Revaluations driven by rental growth
The Group's Gross Market Value at year-end stood at 25.9 billion Euros, up 1.4 billion Euros from year-end 2010. The portfolio saw a 734 million Euros or plus 3.6% positive like-for-like revaluation, mostly driven by retail rental growth. Retail yields came down 20 basis points to 5.5% on average. The average office sector yield came to 6.6% at year-end.

A productive year for funding
Despite the tough situation in the financial markets in 2011, the Group obtained in total 3.1 billion Euros in new medium and long term funding, through bank loans and bond issues, at affordable rates. Average cost of debt was 3.6%, while Loan to Value and Interest Coverage Ratios stood at conservative levels of 37% and 3.6 times respectively. At year-end, the Group had 3.2 billion Euros available in undrawn funds. Using the low interest cost environment, the Group has hedged its forward exposure against interest rate movements, and is almost fully hedged for the period 2012-2014. The Group has 'A' ratings from Standard & Poor's and Fitch Ratings, with a stable outlook.

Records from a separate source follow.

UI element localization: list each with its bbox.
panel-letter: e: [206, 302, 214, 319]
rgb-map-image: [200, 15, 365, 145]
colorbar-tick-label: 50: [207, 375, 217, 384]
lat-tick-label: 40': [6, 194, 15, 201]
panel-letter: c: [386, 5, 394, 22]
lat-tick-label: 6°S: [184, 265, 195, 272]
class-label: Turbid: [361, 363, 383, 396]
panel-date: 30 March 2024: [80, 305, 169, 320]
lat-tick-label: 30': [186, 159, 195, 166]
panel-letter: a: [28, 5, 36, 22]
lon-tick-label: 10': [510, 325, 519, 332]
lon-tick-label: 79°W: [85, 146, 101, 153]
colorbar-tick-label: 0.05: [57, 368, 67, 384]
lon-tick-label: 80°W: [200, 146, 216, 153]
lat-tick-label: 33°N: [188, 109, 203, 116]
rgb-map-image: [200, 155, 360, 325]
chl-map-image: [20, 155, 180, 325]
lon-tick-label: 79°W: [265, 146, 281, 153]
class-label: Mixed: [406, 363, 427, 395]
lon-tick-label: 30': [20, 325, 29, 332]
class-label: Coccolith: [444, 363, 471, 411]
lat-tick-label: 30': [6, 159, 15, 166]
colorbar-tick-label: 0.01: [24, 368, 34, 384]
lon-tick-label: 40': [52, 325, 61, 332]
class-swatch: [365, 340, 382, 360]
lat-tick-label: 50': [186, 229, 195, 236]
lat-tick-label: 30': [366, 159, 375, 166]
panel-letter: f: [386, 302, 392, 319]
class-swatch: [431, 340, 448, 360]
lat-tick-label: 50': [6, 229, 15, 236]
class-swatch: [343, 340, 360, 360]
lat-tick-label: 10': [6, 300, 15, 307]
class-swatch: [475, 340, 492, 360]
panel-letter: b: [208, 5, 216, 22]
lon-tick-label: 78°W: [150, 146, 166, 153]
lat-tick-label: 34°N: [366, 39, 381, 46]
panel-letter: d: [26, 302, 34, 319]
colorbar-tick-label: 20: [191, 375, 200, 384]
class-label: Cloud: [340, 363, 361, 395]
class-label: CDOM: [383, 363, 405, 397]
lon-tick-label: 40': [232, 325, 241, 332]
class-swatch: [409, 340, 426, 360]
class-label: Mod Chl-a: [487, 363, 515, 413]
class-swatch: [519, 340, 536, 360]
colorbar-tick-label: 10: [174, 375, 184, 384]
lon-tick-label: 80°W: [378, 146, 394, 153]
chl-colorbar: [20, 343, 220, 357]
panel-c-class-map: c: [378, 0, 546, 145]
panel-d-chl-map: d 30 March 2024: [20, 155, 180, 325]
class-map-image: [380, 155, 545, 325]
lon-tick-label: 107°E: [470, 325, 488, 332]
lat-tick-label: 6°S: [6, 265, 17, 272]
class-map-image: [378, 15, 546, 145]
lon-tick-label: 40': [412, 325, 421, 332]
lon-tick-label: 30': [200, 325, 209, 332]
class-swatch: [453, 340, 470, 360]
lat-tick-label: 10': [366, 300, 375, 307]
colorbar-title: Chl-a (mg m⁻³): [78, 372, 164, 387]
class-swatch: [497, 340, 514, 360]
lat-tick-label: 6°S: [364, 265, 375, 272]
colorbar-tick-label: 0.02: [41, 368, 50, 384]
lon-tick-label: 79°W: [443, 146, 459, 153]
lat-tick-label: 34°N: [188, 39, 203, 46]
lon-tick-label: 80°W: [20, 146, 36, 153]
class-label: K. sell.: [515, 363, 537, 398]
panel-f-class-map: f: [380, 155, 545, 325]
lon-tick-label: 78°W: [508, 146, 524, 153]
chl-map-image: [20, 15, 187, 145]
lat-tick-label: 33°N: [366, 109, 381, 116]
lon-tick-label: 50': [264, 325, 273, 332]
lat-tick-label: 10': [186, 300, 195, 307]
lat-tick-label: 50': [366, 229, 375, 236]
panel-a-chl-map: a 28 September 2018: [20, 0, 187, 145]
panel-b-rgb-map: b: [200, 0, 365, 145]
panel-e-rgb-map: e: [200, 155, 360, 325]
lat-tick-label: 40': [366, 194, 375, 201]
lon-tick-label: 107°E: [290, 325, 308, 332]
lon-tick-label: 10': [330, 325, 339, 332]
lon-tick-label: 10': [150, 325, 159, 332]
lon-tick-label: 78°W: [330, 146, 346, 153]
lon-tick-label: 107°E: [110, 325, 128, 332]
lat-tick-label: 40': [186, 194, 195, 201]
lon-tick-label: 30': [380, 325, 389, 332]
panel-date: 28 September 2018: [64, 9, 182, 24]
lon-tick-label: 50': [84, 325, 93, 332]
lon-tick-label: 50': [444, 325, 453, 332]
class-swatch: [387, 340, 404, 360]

Sizeable and flexible development pipeline
At year-end, the pipeline stood at 6.9 billion Euros, of which 1.5 billion Euros is already spent on works in progress. Committed projects, which include projects such as Aeroville, Tour Majunga, the Mall of Scandinavia, and the extensions of Forum des Halles, Täby and Cerny Most, require another 1.7 billion Euros to be completed. On the remaining unspent 3.7 billion Euros, the Group retains full flexibility. In 2012, the Group will deliver Lyon Confluence, the SO Ouest retail and office complex, the El Faro shopping centre, and the renovated offices Wilson, Issy Guynemer and Plaza from the pipeline into the standing portfolio.

Dividend
Based on the Group's REPS of 9.03 Euros, the Group will propose to the Annual General Meeting to declare a dividend of 8.00 Euros per share in cash. This represents a pay-out ratio of 89%, within the Group's dividend pay-out ratio policy of 85-95%.

Outlook
For 2012, the Group remains positive in its expectations on rental income growth. This is driven by ongoing strong fundamentals, such as low vacancy, sustainable occupancy cost ratios and good rental uplifts. The cost of debt will be contained at low levels. At the same time, the impact of the current Euro zone crisis on consumption and retailer's health cannot be ignored, and therefore caution is required. Against this backdrop, the Group expects to achieve an REPS growth in 2012 of around 4%. For the period 2013-2015, much will depend on how the economic crisis is going to be resolved. Given the Group's determination to deliver its strategy of developing, investing in and operating outstanding places to shop, work and exhibit, the Group retains its target of an annual growth of its REPS of 5% to 7% on average.